The federal government will size up Wilton for Sydney's second airport, despite opposition from NSW Premier Barry O’Farrell to any such airport within the Sydney basin.
Federal Transport Minister Anthony Albanese says the government will begin a "detailed investigation into the suitability of Wilton", located on the outer south-western fringe of Sydney, with preliminary economic, social and environmental studies into the site's viability for an international airport to relieve pressure from Mascot's Kingsford-Smith airport.
"The government is committed to increasing Sydney's aviation capacity in a bipartisan and consultative manner," Mr Albanese said in a statement today, warning that "the economic cost of doing nothing is substantial."
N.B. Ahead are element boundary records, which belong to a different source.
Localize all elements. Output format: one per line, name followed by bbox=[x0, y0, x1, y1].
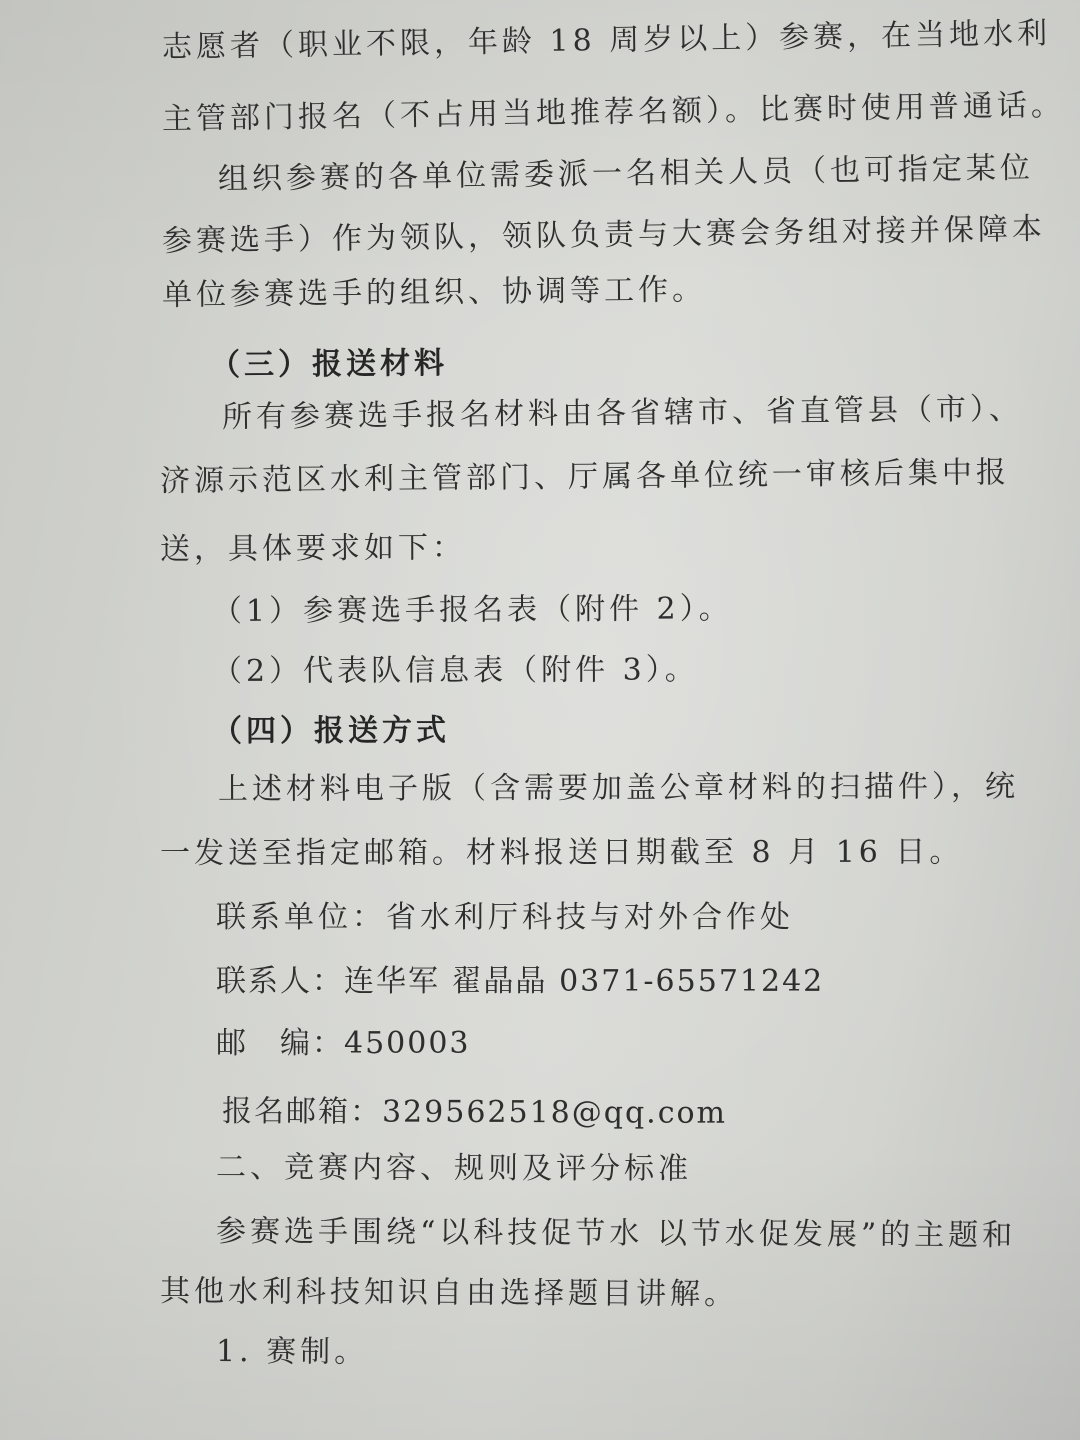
list-item-team-info-form: （2）代表队信息表（附件 3）。 bbox=[212, 650, 699, 692]
text-line-materials-2: 济源示范区水利主管部门、厅属各单位统一审核后集中报 bbox=[160, 453, 1010, 502]
text-line-materials-3: 送，具体要求如下： bbox=[160, 528, 466, 570]
contact-persons-phone: 联系人：连华军 翟晶晶 0371-65571242 bbox=[216, 962, 824, 1002]
document-page: 志愿者（职业不限，年龄 18 周岁以上）参赛，在当地水利 主管部门报名（不占用当… bbox=[0, 0, 1080, 1440]
text-line-topic-1: 参赛选手围绕“以科技促节水 以节水促发展”的主题和 bbox=[216, 1212, 1016, 1256]
text-line-topic-2: 其他水利科技知识自由选择题目讲解。 bbox=[160, 1272, 738, 1315]
text-line-team-leader-3: 单位参赛选手的组织、协调等工作。 bbox=[162, 270, 706, 316]
section-heading-competition-rules: 二、竞赛内容、规则及评分标准 bbox=[216, 1148, 692, 1190]
text-line-method-deadline: 一发送至指定邮箱。材料报送日期截至 8 月 16 日。 bbox=[160, 833, 963, 874]
list-item-registration-form: （1）参赛选手报名表（附件 2）。 bbox=[212, 589, 733, 632]
heading-submit-materials: （三）报送材料 bbox=[210, 344, 448, 386]
text-line-materials-1: 所有参赛选手报名材料由各省辖市、省直管县（市）、 bbox=[222, 390, 1023, 438]
text-line-volunteer-eligibility: 志愿者（职业不限，年龄 18 周岁以上）参赛，在当地水利 bbox=[162, 14, 1052, 68]
contact-postcode: 邮 编：450003 bbox=[216, 1024, 471, 1064]
heading-submit-method: （四）报送方式 bbox=[212, 711, 450, 752]
list-item-competition-format: 1. 赛制。 bbox=[216, 1332, 368, 1373]
text-line-method-1: 上述材料电子版（含需要加盖公章材料的扫描件），统 bbox=[218, 767, 1019, 810]
text-line-team-leader-2: 参赛选手）作为领队，领队负责与大赛会务组对接并保障本 bbox=[162, 210, 1046, 262]
text-line-team-leader-1: 组织参赛的各单位需委派一名相关人员（也可指定某位 bbox=[218, 149, 1034, 200]
text-line-registration-note: 主管部门报名（不占用当地推荐名额）。比赛时使用普通话。 bbox=[162, 86, 1066, 140]
contact-email: 报名邮箱：329562518@qq.com bbox=[222, 1092, 727, 1134]
contact-unit: 联系单位：省水利厅科技与对外合作处 bbox=[216, 898, 794, 938]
According to the statement, the federal government will:
- Make sure that the Sydney Airport Corporation Limited develops a strategy to invest in terminal, apron, taxiway and other improvements to operate Sydney Airport to maximum efficiency
- Work with the NSW Government to develop a long-term plan to meet projected demand on the road and rail networks servicing Sydney Airport; and
- Assess the scope and consequences of utilising RAAF Base Richmond for limited civil operations, including consideration of social, economic and environmental impacts.
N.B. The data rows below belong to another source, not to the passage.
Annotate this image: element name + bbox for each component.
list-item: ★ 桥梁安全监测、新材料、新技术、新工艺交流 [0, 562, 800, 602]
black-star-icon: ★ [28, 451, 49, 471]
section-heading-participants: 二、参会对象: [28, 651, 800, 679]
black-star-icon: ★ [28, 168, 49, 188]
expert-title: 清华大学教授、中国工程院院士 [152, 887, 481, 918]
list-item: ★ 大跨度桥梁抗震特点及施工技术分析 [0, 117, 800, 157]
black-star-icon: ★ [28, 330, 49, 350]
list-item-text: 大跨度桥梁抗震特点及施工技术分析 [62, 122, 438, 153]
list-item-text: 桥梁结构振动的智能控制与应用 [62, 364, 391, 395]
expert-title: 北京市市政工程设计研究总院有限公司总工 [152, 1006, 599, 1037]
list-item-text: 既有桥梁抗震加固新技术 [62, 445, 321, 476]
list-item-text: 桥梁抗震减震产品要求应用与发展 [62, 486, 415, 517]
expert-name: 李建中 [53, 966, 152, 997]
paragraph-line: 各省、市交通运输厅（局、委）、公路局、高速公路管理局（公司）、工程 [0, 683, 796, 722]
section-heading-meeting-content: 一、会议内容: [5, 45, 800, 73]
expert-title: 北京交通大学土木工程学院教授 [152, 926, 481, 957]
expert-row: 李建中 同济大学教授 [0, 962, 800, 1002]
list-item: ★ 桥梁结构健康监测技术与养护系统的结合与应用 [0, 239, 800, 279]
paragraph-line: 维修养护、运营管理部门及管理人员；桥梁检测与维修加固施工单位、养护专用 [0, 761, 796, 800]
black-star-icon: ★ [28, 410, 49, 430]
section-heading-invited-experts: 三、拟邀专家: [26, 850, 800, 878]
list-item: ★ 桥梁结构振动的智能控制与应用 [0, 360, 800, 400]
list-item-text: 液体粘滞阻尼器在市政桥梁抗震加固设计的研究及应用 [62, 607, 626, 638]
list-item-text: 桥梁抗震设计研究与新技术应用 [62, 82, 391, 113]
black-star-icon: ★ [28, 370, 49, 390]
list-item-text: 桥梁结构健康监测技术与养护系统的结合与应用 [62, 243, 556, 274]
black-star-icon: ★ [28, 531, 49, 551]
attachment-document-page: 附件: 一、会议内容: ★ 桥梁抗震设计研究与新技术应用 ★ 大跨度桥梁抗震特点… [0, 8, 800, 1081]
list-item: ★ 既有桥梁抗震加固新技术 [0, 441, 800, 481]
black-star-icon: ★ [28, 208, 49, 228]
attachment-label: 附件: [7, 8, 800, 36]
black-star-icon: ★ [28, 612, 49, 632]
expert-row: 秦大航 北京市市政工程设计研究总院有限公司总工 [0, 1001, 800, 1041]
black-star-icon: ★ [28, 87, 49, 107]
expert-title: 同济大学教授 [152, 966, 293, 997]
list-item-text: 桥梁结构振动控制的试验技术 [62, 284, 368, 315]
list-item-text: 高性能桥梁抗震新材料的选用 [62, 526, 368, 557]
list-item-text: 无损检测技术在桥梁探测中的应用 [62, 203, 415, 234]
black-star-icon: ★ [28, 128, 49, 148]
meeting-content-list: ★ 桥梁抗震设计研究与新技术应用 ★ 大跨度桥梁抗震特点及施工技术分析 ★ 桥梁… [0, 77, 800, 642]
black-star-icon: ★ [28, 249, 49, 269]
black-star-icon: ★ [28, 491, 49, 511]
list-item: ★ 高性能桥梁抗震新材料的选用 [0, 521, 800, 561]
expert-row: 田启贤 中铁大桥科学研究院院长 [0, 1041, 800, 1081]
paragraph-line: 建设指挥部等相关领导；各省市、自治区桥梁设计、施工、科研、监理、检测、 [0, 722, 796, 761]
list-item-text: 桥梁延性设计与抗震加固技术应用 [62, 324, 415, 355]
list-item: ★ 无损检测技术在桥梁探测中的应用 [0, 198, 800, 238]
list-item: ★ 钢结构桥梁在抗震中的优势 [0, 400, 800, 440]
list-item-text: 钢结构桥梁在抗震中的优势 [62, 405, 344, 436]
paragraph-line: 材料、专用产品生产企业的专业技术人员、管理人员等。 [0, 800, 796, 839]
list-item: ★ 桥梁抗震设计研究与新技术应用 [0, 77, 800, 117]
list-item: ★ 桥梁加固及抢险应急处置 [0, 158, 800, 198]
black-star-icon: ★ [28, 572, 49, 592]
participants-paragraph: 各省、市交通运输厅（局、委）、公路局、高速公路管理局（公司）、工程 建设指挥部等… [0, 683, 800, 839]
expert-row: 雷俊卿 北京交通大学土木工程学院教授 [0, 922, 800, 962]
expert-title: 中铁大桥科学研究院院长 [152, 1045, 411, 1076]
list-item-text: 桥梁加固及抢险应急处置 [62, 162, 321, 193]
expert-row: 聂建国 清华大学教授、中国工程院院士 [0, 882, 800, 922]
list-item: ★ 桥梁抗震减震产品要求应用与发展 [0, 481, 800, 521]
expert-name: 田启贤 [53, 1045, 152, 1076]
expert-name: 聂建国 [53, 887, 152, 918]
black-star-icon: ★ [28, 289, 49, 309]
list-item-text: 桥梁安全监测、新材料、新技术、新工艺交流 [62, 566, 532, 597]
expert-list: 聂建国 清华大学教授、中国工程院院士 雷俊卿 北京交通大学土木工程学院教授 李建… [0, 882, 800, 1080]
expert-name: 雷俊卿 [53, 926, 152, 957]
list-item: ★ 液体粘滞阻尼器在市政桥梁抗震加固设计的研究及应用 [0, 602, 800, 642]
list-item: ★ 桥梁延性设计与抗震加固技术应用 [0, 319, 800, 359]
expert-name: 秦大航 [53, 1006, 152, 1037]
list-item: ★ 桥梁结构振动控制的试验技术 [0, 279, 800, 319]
Albanese has also flagged his intent to push on by citing a "first right of refusal clause in the Sydney Airport Share Sale Act'.
This affords the Sydney Airport Corporation – owners of the privatised Sydney airport – with the options to either develop the second Sydney Airport itself or allow another competing body to do so.
NSW Premier Barry O'Farrell has consistently and controversially rejected calls for a second Sydney airport, in preference to an expanded role for Canberra Airport with a high-speed rail link running between Sydney and Canberra.